6 63337.0004 61861.0000 61670.0000 2.33% 2.63% 11 4

7 63337.0004 62261.0000 62261.0000 1.70% 1.70% 13 5

8 63337.0004 62333.0000 62320.0000 1.59% 1.61% 15 5

9 63313.4000 62353.0000 62353.0000 1.52% 1.52% 17 6

. 63313.4000 62378.0000 62378.0000 1.48% 1.48% 17 6

10 63313.4000 62378.0000 62378.0000 1.48% 1.48% 19 7

11 62662.0000 62490.0000 62490.0000 0.27% 0.27% 21 8

12 62662.0000 62506.0000 62506.0000 0.25% 0.25% 23 8

13 62575.0000 62506.0000 62506.0000 0.11% 0.11% 25 9

14 62554.0000 62506.0000 62506.0000 0.08% 0.08% 27 10

15 62554.0000 62506.0000 62506.0000 0.08% 0.08% 29 11

16 62554.0000 62506.0000 62506.0000 0.08% 0.08% 32 11

17 62538.0000 62524.0000 62524.0000 0.02% 0.02% 34 12

18 62525.0000 62524.0000 62524.0000 0.00% 0.00% 36 13

NOTE: The Decomposition algorithm stopped on the integer RELOBJGAP= option.
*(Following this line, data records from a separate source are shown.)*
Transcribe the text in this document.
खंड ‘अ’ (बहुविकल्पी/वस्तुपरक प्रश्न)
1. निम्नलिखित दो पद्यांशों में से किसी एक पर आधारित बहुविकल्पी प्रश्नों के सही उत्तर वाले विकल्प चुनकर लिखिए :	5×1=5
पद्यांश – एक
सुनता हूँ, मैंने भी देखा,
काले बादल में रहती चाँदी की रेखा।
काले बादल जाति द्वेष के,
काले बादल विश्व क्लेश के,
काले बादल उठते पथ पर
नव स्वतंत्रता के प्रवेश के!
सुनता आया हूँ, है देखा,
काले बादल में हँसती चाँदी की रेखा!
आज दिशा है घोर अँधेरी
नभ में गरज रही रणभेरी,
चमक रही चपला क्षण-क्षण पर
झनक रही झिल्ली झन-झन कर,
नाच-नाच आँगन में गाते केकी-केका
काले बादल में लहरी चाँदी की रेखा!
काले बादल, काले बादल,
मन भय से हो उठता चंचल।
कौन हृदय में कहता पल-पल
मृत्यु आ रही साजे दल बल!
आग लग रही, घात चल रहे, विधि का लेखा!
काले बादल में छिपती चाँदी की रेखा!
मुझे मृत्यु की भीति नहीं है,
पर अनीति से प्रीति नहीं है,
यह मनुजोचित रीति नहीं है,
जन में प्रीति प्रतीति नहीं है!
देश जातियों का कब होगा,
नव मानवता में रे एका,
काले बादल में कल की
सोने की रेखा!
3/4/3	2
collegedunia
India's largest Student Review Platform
18 62525.0000 62524.0000 62524.0000 0.00% 0.00% 36 13

Node Active Sols Best Best Gap CPU Real

Integer Bound Time Time

0 0 24 62524.0000 62525.0000 0.00% 36 13

NOTE: The Decomposition algorithm used 4 threads.

NOTE: The Decomposition algorithm time is 13.47 seconds.

NOTE: Optimal within relative gap.

NOTE: Objective = 62524.

This version of the model provides a stronger bound and requires a smaller branch-and-bound search tree to find an optimal solution.